A recent webinar delivered by Gartner ‘C-Suite Strategies to Drive Growth Amid Economic Uncertainties’ contained some interesting results informing what business leaders are prioritising when trying to grow amid tightening economic conditions.
Generator’s Transformation & Diversification specialist, Maria Pombo, attended the webinar and summarises her key takeaways below:
- As you can see in the graph above, cost management and managing inflation has not been seen as a priority in Q1 of 2023, whereas innovation and digital initiatives have been.
- CEOs are prioritising Growth, Workforce, and Technology investments.
Looking at CEO priorities, it is clear that the majority are focusing on how to build back their businesses stronger while coming out of the economic contraction.
And while this is an admirable goal, a Gartner study of comparative organisations following the 2009-2010 downturn found that 70% of companies did not regain their pre-recession growth level 3 years following a recession, and ONLY 5% of companies consistently achieved profitable growth.
While this time around may not be the same, business leaders have a difficult time ahead. They need to work out how to improve efficiency (i.e., drive cash, productivity, and profitability), but also how to set up for the next leg of growth to differentiate the company’s performance heading into 2024, 2025 and 2026.
3 Key Limitations on the Drive for Growth
Gartner’s study found 3 key factors that will directly limit the drive for growth:
- Higher Interest Rates: With lower RoI, investors will not pay for future growth as their focus is on profit and cash flow. In addition, borrowing constraints makes funding new initiatives even harder.
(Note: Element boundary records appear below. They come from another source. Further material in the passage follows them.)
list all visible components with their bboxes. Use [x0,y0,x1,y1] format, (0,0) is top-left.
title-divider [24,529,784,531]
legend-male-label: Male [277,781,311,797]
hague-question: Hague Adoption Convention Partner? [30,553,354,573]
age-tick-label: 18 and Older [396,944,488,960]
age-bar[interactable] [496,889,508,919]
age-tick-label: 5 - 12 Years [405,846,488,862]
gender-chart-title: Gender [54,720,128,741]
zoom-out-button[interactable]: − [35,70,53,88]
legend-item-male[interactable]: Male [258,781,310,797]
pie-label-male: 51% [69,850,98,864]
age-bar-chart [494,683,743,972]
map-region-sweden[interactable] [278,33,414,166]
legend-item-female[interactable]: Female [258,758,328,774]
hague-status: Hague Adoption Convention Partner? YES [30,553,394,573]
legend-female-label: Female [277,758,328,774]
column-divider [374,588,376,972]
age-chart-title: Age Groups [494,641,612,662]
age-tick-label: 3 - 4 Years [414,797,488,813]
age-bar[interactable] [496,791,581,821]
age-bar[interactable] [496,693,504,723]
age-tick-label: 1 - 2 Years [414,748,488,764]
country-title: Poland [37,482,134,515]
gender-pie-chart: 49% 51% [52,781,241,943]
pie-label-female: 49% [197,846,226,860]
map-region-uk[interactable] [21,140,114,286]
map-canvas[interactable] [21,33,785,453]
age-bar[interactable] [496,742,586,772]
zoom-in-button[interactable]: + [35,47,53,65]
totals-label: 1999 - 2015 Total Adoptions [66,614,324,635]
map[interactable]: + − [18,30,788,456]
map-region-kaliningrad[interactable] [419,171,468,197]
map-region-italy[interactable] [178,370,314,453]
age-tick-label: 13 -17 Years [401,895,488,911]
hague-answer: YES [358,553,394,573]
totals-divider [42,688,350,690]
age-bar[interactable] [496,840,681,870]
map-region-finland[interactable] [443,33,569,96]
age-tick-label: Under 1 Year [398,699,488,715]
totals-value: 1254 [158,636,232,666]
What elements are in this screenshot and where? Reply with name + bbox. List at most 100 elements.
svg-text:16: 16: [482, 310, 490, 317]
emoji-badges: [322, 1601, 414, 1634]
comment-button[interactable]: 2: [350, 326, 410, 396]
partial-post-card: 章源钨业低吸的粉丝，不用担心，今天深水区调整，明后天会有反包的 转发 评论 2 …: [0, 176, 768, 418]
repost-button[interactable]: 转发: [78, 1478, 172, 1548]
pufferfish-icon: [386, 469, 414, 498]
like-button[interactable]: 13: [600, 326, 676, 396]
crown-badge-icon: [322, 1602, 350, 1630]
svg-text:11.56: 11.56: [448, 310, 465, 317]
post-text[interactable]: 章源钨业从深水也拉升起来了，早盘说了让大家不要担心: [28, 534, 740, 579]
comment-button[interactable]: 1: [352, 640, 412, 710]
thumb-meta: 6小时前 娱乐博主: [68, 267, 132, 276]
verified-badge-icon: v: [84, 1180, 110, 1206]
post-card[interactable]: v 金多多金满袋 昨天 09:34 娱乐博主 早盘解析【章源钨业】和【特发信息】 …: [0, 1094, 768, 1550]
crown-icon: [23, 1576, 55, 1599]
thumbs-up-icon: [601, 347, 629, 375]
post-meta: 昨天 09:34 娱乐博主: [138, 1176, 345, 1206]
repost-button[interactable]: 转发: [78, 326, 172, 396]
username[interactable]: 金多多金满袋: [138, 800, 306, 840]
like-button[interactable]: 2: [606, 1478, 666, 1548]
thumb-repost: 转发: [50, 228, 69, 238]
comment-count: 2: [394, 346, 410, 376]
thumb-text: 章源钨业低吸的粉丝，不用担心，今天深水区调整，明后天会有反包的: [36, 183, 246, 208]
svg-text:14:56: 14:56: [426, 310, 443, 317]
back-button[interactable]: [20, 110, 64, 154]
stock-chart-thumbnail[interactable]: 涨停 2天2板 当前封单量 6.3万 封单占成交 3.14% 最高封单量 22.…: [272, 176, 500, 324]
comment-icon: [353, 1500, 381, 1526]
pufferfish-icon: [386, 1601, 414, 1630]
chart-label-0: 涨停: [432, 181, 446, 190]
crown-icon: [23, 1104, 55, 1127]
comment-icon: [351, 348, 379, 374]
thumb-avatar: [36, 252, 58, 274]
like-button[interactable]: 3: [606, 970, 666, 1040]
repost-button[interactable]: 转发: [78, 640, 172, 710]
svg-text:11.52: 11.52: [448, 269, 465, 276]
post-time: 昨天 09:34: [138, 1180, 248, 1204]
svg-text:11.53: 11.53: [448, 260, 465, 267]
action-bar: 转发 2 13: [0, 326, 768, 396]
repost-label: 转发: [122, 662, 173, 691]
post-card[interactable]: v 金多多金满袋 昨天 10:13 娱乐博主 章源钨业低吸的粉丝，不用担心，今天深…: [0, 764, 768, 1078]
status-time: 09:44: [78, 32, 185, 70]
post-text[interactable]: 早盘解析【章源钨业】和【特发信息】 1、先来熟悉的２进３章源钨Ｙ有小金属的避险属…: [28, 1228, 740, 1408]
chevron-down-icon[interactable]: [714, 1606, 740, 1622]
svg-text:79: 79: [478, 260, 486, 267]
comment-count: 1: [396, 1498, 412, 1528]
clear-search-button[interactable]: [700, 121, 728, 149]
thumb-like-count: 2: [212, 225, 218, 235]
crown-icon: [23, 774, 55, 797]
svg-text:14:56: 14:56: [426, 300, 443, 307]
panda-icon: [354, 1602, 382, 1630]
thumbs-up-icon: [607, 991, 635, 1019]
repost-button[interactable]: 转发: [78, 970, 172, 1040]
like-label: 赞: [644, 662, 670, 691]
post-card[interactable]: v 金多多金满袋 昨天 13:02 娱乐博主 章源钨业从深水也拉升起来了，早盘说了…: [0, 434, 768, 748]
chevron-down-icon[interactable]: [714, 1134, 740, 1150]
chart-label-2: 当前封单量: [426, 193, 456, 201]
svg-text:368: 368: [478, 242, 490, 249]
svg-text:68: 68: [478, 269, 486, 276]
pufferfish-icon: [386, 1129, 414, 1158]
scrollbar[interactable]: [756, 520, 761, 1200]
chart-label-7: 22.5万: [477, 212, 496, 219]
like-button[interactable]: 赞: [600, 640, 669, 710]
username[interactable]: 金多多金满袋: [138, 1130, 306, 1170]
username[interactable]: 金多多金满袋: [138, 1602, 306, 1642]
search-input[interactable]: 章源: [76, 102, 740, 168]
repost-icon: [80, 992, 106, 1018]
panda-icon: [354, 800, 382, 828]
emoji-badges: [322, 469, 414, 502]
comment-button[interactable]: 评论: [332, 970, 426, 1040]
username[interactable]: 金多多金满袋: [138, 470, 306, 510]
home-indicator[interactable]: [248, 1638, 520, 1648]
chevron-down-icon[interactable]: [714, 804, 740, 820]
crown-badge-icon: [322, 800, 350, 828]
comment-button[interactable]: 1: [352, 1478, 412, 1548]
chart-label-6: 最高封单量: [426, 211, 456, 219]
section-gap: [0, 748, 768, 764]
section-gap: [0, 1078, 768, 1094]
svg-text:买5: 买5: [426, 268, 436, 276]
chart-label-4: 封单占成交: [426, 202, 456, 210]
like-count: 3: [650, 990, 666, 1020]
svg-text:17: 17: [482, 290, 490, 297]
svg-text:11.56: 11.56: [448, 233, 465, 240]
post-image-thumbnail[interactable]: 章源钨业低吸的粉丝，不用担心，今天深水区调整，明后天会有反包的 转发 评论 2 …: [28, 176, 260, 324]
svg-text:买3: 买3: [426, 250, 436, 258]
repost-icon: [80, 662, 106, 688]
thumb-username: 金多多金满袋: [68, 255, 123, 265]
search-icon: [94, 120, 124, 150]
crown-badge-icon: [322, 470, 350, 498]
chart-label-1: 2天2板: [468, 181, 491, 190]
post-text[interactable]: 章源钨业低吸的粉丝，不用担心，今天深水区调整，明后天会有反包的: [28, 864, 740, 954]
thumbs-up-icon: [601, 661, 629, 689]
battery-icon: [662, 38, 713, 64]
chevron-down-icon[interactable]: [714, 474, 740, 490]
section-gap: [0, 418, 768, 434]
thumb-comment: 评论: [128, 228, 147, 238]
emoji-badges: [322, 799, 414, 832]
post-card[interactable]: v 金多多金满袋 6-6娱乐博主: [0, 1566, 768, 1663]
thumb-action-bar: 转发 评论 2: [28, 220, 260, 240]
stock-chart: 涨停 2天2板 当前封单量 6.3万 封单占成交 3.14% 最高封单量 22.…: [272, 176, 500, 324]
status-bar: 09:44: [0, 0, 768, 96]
- War for Talent: In the post-Covid market, employees’ have higher expectations, want hybrid and remote work flexibility, better tools and technology, and a better work-life balance. Employers need to accommodate different needs and a different working styles to compete for the best talent.
- Lagging Digital Transformation: More than 80% of leaders say that their businesses have not made progress toward or achieved their digital business transformation goals including streamlining operations, with 67% of CFOs believing that the last 3 years’ digital spending has not met the enterprise expectations with no payback.
So how can business leaders overcome these limitations?
- Targeting micro bets: Companies can strategically focus on investing in small, manageable initiatives that can generate revenue and productivity capabilities.
- Optimise human capital: Companies need to analyse whether their human capital is deployed in a way that is optimal to what the organisation needs to do.
- Cut wisely, Invest wisely: Businesses need to understand that they can’t cost cut their business to profitable growth; and need to place bets and invest in areas that they think will pay off sooner with the right talent deployed on those initiatives.
- Measure productivity: Business leaders need to clearly define the business values and productivity expectations and have tools, practices, and processes in place to measure productivity data consistently, holistically, and accurately across business units.
- Strategic planning: Spend time planning initiatives, break them down into manageable bite sizes, analyse the existing skill set and get governance right first-time so the right people and skills are in the right place to deliver the expected outcomes for the project.
- Differentiate between short-term and long-term costs: Have a cost differentiation approach to achieve a short-term/long-term balance. Identify which costs are commoditised and which costs are growth enablers. Look at all costs and identify those that are helping the organisation differentiate its products, services, and business value proposition in the market in the long term; and which costs the organisation should look to reduce to zero in the short term because they are commoditised costs that are just part of the ongoing operation of the enterprise.
- Think ahead: Think about what your customers will look like and require in five years’ time. Anticipate how their preferences will change and develop your investments and budgets around those future needs.